Ce contreténor, originaire des Yvelines, a chanté sur les plus grandes scènes du monde. Aujourd’hui, il attache une grande importance à la transmission du savoir. Un retour sur l’admirable voyage d’un chanteur lyrique qui n’était pas prédestiné à l’opéra.

Certains destins s’écrivent à la marge, loin des trajectoires toutes tracées. Philippe Jaroussky, ce prodige de Sartrouville, en est l’incarnation. Son histoire familiale remonte à la révolution russe : à la frontière, son grand-père, interrogé sur son identité, répondait simplement « Ya Russky ». Un surnom qui, aujourd’hui encore, résonne comme une balise dans le parcours de l’artiste et colore son nom d’une touche d’exil et de fierté.

Quelques générations plus tard, à Maisons-Laffitte, naît un enfant qui n’a, a priori, rien d’un futur prince du baroque. Pourtant, c’est bien Philippe Jaroussky qui, au fil des années, s’impose comme l’une des voix majeures de l’opéra français.

Son enfance se déroule dans la douceur des Yvelines, à Sartrouville. La musique entre dans sa vie presque par accident : une rencontre, un professeur de musique attentif au Collège Colette, et tout bascule. À cette époque, le monde classique lui est étranger. Mais le violon, bientôt, occupe toutes ses pensées, mobilise son énergie, redessine ses ambitions. Cette passion-là ne le lâchera plus.

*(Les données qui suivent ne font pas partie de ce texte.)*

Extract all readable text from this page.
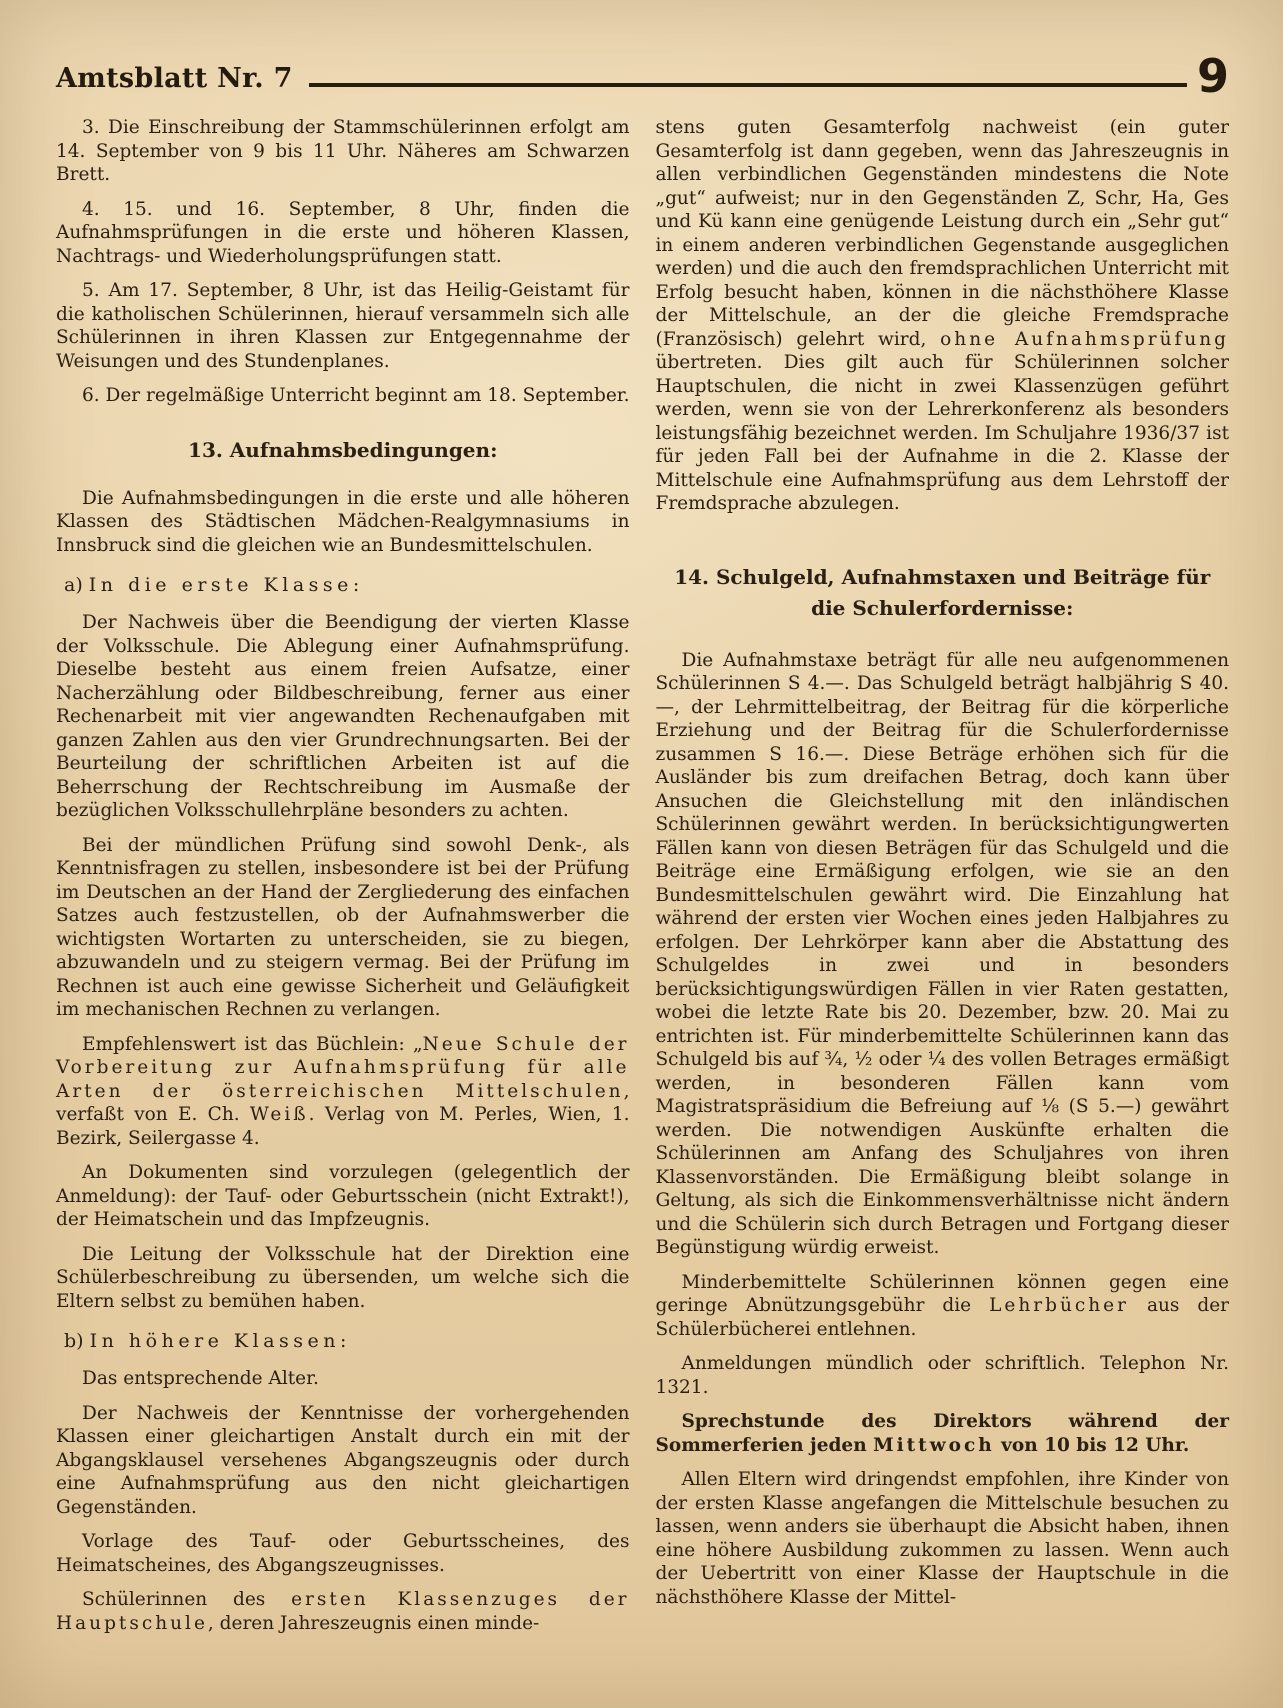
Amtsblatt Nr. 7	9

3. Die Einschreibung der Stammschülerinnen erfolgt am 14. September von 9 bis 11 Uhr. Näheres am Schwarzen Brett.

4. 15. und 16. September, 8 Uhr, finden die Aufnahmsprüfungen in die erste und höheren Klassen, Nachtrags- und Wiederholungsprüfungen statt.

5. Am 17. September, 8 Uhr, ist das Heilig-Geistamt für die katholischen Schülerinnen, hierauf versammeln sich alle Schülerinnen in ihren Klassen zur Entgegennahme der Weisungen und des Stundenplanes.

6. Der regelmäßige Unterricht beginnt am 18. September.

13. Aufnahmsbedingungen:

Die Aufnahmsbedingungen in die erste und alle höheren Klassen des Städtischen Mädchen-Realgymnasiums in Innsbruck sind die gleichen wie an Bundesmittelschulen.

a) In die erste Klasse:

Der Nachweis über die Beendigung der vierten Klasse der Volksschule. Die Ablegung einer Aufnahmsprüfung. Dieselbe besteht aus einem freien Aufsatze, einer Nacherzählung oder Bildbeschreibung, ferner aus einer Rechenarbeit mit vier angewandten Rechenaufgaben mit ganzen Zahlen aus den vier Grundrechnungsarten. Bei der Beurteilung der schriftlichen Arbeiten ist auf die Beherrschung der Rechtschreibung im Ausmaße der bezüglichen Volksschullehrpläne besonders zu achten.

Bei der mündlichen Prüfung sind sowohl Denk-, als Kenntnisfragen zu stellen, insbesondere ist bei der Prüfung im Deutschen an der Hand der Zergliederung des einfachen Satzes auch festzustellen, ob der Aufnahmswerber die wichtigsten Wortarten zu unterscheiden, sie zu biegen, abzuwandeln und zu steigern vermag. Bei der Prüfung im Rechnen ist auch eine gewisse Sicherheit und Geläufigkeit im mechanischen Rechnen zu verlangen.

Empfehlenswert ist das Büchlein: „Neue Schule der Vorbereitung zur Aufnahmsprüfung für alle Arten der österreichischen Mittelschulen, verfaßt von E. Ch. Weiß. Verlag von M. Perles, Wien, 1. Bezirk, Seilergasse 4.

An Dokumenten sind vorzulegen (gelegentlich der Anmeldung): der Tauf- oder Geburtsschein (nicht Extrakt!), der Heimatschein und das Impfzeugnis.

Die Leitung der Volksschule hat der Direktion eine Schülerbeschreibung zu übersenden, um welche sich die Eltern selbst zu bemühen haben.

b) In höhere Klassen:

Das entsprechende Alter.

Der Nachweis der Kenntnisse der vorhergehenden Klassen einer gleichartigen Anstalt durch ein mit der Abgangsklausel versehenes Abgangszeugnis oder durch eine Aufnahmsprüfung aus den nicht gleichartigen Gegenständen.

Vorlage des Tauf- oder Geburtsscheines, des Heimatscheines, des Abgangszeugnisses.

Schülerinnen des ersten Klassenzuges der Hauptschule, deren Jahreszeugnis einen minde-

stens guten Gesamterfolg nachweist (ein guter Gesamterfolg ist dann gegeben, wenn das Jahreszeugnis in allen verbindlichen Gegenständen mindestens die Note „gut“ aufweist; nur in den Gegenständen Z, Schr, Ha, Ges und Kü kann eine genügende Leistung durch ein „Sehr gut“ in einem anderen verbindlichen Gegenstande ausgeglichen werden) und die auch den fremdsprachlichen Unterricht mit Erfolg besucht haben, können in die nächsthöhere Klasse der Mittelschule, an der die gleiche Fremdsprache (Französisch) gelehrt wird, ohne Aufnahmsprüfung übertreten. Dies gilt auch für Schülerinnen solcher Hauptschulen, die nicht in zwei Klassenzügen geführt werden, wenn sie von der Lehrerkonferenz als besonders leistungsfähig bezeichnet werden. Im Schuljahre 1936/37 ist für jeden Fall bei der Aufnahme in die 2. Klasse der Mittelschule eine Aufnahmsprüfung aus dem Lehrstoff der Fremdsprache abzulegen.

14. Schulgeld, Aufnahmstaxen und Beiträge für die Schulerfordernisse:

Die Aufnahmstaxe beträgt für alle neu aufgenommenen Schülerinnen S 4.—. Das Schulgeld beträgt halbjährig S 40.—, der Lehrmittelbeitrag, der Beitrag für die körperliche Erziehung und der Beitrag für die Schulerfordernisse zusammen S 16.—. Diese Beträge erhöhen sich für die Ausländer bis zum dreifachen Betrag, doch kann über Ansuchen die Gleichstellung mit den inländischen Schülerinnen gewährt werden. In berücksichtigungwerten Fällen kann von diesen Beträgen für das Schulgeld und die Beiträge eine Ermäßigung erfolgen, wie sie an den Bundesmittelschulen gewährt wird. Die Einzahlung hat während der ersten vier Wochen eines jeden Halbjahres zu erfolgen. Der Lehrkörper kann aber die Abstattung des Schulgeldes in zwei und in besonders berücksichtigungswürdigen Fällen in vier Raten gestatten, wobei die letzte Rate bis 20. Dezember, bzw. 20. Mai zu entrichten ist. Für minderbemittelte Schülerinnen kann das Schulgeld bis auf ¾, ½ oder ¼ des vollen Betrages ermäßigt werden, in besonderen Fällen kann vom Magistratspräsidium die Befreiung auf ⅛ (S 5.—) gewährt werden. Die notwendigen Auskünfte erhalten die Schülerinnen am Anfang des Schuljahres von ihren Klassenvorständen. Die Ermäßigung bleibt solange in Geltung, als sich die Einkommensverhältnisse nicht ändern und die Schülerin sich durch Betragen und Fortgang dieser Begünstigung würdig erweist.

Minderbemittelte Schülerinnen können gegen eine geringe Abnützungsgebühr die Lehrbücher aus der Schülerbücherei entlehnen.

Anmeldungen mündlich oder schriftlich. Telephon Nr. 1321.

Sprechstunde des Direktors während der Sommerferien jeden Mittwoch von 10 bis 12 Uhr.

Allen Eltern wird dringendst empfohlen, ihre Kinder von der ersten Klasse angefangen die Mittelschule besuchen zu lassen, wenn anders sie überhaupt die Absicht haben, ihnen eine höhere Ausbildung zukommen zu lassen. Wenn auch der Uebertritt von einer Klasse der Hauptschule in die nächsthöhere Klasse der Mittel-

À 18 ans, il ose un virage : le chant. Premier opéra, Monteverdi, à Saint-Quentin-en-Yvelines. Le trac, la lumière des projecteurs, puis l’évidence. Deux ans plus tard, le rôle de Néron vient tout sceller. Philippe Jaroussky, à seulement 20 ans, s’impose sur scène et décide que l’opéra sera son quotidien, sa raison d’avancer.

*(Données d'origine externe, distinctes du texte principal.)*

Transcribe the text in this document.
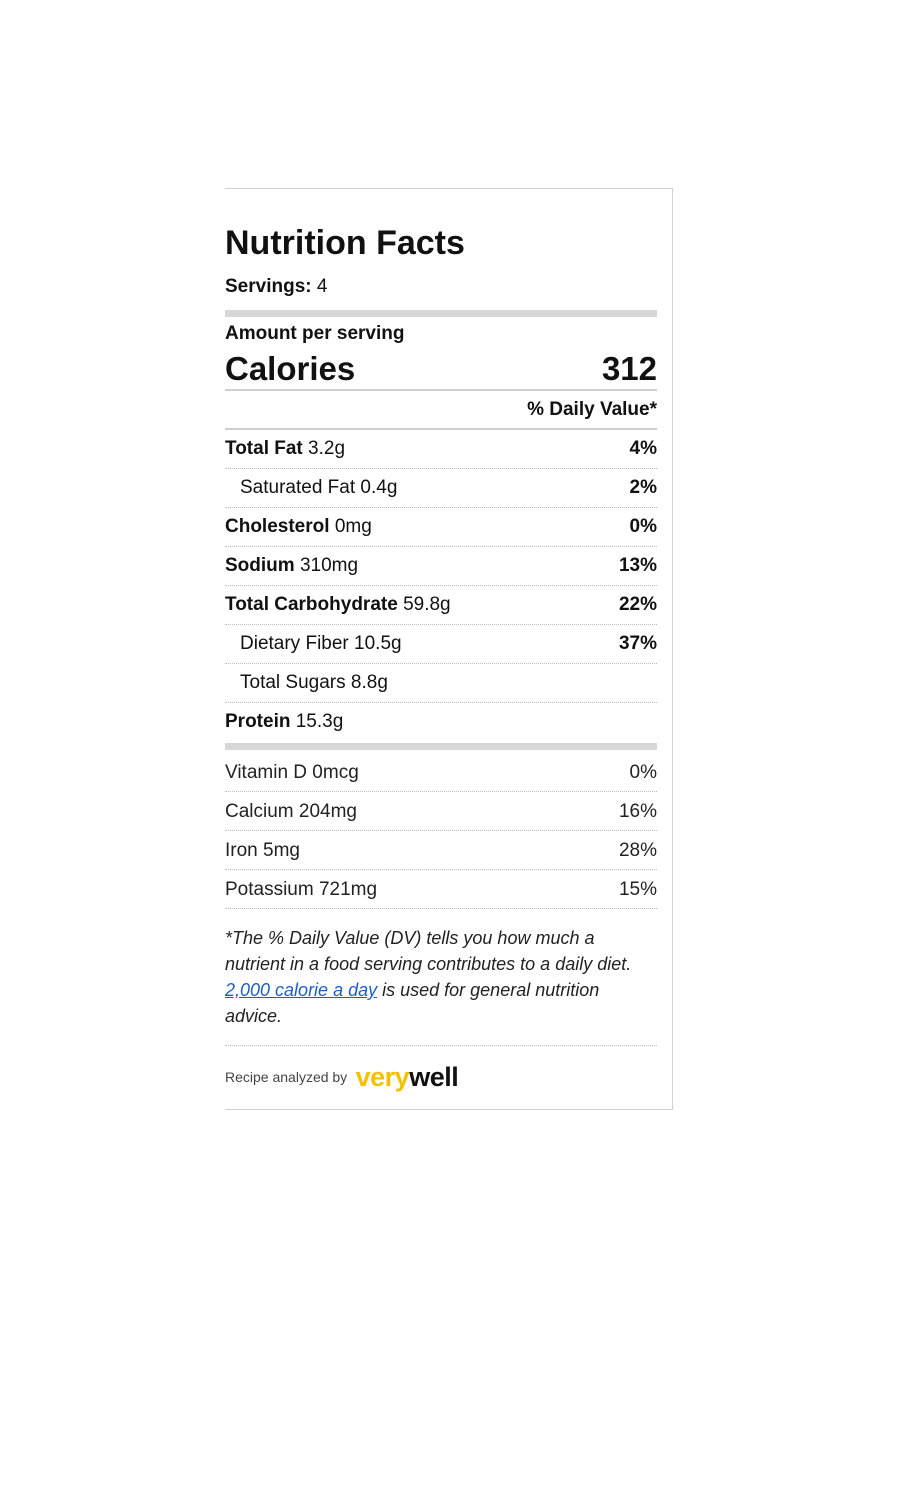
Nutrition Facts
Servings: 4
Amount per serving
Calories	312
% Daily Value*
Total Fat 3.2g	4%
Saturated Fat 0.4g	2%
Cholesterol 0mg	0%
Sodium 310mg	13%
Total Carbohydrate 59.8g	22%
Dietary Fiber 10.5g	37%
Total Sugars 8.8g
Protein 15.3g
Vitamin D 0mcg	0%
Calcium 204mg	16%
Iron 5mg	28%
Potassium 721mg	15%
*The % Daily Value (DV) tells you how much a nutrient in a food serving contributes to a daily diet. 2,000 calorie a day is used for general nutrition advice.
Recipe analyzed by verywell
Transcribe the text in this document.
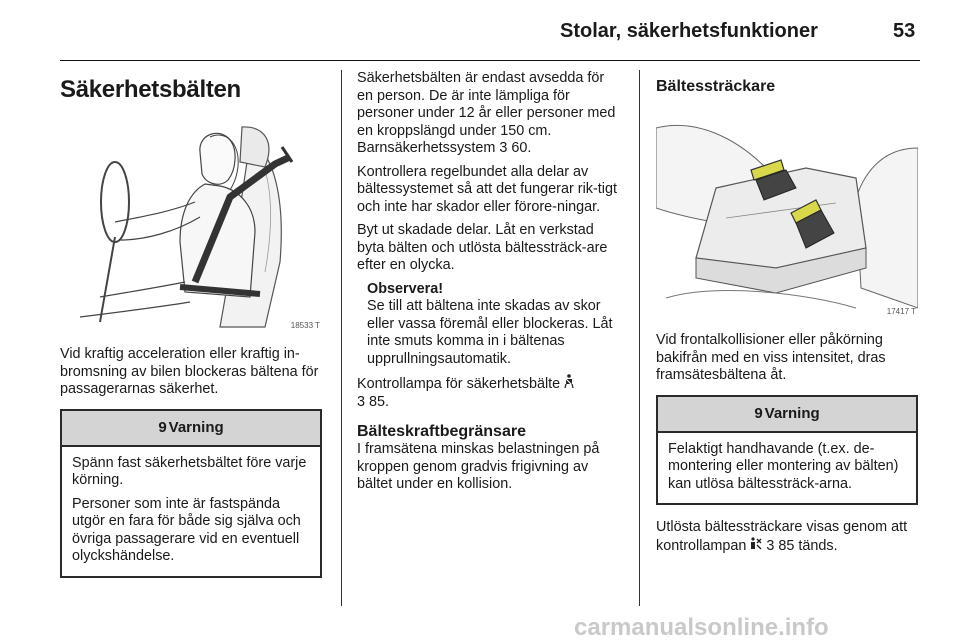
Stolar, säkerhetsfunktioner	53
Säkerhetsbälten
18533 T

Vid kraftig acceleration eller kraftig in-bromsning av bilen blockeras bältena för passagerarnas säkerhet.

9 Varning

Spänn fast säkerhetsbältet före varje körning.

Personer som inte är fastspända utgör en fara för både sig själva och övriga passagerare vid en eventuell olyckshändelse.

Säkerhetsbälten är endast avsedda för en person. De är inte lämpliga för personer under 12 år eller personer med en kroppslängd under 150 cm. Barnsäkerhetssystem 3 60.

Kontrollera regelbundet alla delar av bältessystemet så att det fungerar rik-tigt och inte har skador eller förore-ningar.

Byt ut skadade delar. Låt en verkstad byta bälten och utlösta bältessträck-are efter en olycka.

Observera!

Se till att bältena inte skadas av skor eller vassa föremål eller blockeras. Låt inte smuts komma in i bältenas upprullningsautomatik.

Kontrollampa för säkerhetsbälte
3 85.

Bälteskraftbegränsare

I framsätena minskas belastningen på kroppen genom gradvis frigivning av bältet under en kollision.

Bältessträckare
17417 T

Vid frontalkollisioner eller påkörning bakifrån med en viss intensitet, dras framsätesbältena åt.

9 Varning

Felaktigt handhavande (t.ex. de-montering eller montering av bälten) kan utlösa bältessträck-arna.

Utlösta bältessträckare visas genom att kontrollampan 3 85 tänds.

carmanualsonline.info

Vingt ans de carrière plus tard, il mesure la force des rencontres et des hasards, ces portes entrouvertes qui, un jour, font tout basculer. En 2017, il se lance dans une aventure collective : l’Académie Jaroussky, main dans la main avec le département des Hauts-de-Seine. Le projet vise grand : ouvrir la pratique musicale à des enfants éloignés des codes culturels habituels, leur permettre de s’approprier la musique tout en découvrant une nouvelle langue. Deux heures par semaine, en binôme, ils avancent à un rythme soutenu, portés par la dynamique du groupe et l’envie de progresser.

Voici ce que ces ateliers apportent aux enfants :

  • Un apprentissage solide et structuré, qui va bien au-delà de la simple technique
  • Un regain de confiance, en se confrontant à la scène et au regard des autres
  • La fierté de réussir, ressentie à chaque étape franchie

La première promotion comptait 25 élèves. Aucun n’a quitté le navire, tous sont restés fidèles au rendez-vous, semaine après semaine, sur la péniche amarrée à la Seine Musicale. Trois ans de formation, puis la possibilité d’entrer au Conservatoire pour ceux qui souhaitent poursuivre l’aventure.

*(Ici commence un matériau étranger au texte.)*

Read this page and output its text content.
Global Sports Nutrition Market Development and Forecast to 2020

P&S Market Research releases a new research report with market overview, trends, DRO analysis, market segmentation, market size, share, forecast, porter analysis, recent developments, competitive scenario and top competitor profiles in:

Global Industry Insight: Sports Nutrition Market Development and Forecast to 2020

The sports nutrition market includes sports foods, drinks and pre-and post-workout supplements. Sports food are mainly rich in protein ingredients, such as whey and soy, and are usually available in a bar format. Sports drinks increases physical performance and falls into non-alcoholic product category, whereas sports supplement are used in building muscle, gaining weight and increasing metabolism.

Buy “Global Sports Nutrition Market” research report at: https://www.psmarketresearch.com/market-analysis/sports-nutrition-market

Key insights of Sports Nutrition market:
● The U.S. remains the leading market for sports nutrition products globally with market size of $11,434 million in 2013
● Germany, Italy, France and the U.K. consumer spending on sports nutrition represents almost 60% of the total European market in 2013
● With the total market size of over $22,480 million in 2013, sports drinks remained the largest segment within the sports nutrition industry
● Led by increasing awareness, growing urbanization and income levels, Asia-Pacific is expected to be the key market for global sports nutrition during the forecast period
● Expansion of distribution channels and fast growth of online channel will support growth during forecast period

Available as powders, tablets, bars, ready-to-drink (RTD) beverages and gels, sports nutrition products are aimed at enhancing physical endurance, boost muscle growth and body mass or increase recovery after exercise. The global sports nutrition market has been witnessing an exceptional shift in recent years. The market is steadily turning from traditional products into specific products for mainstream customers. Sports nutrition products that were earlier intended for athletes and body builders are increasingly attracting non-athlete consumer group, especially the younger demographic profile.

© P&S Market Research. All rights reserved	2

Philippe Jaroussky, très attaché à ses racines yvelinoises, se réjouit du succès de l’Académie dans les Hauts-de-Seine. Il envisage aujourd’hui de transposer le dispositif dans son département natal, persuadé que l’opéra ne se limite pas à un patrimoine figé. Il le répète volontiers : ce sont les enfants, par leur enthousiasme et leur inventivité, qui feront vivre l’opéra demain.

L’histoire de Philippe Jaroussky raconte comment la passion, transmise avec sincérité, peut ouvrir des mondes insoupçonnés. Une scène, une voix, et la promesse que la musique continuera de rassembler, longtemps après que les projecteurs se seront éteints.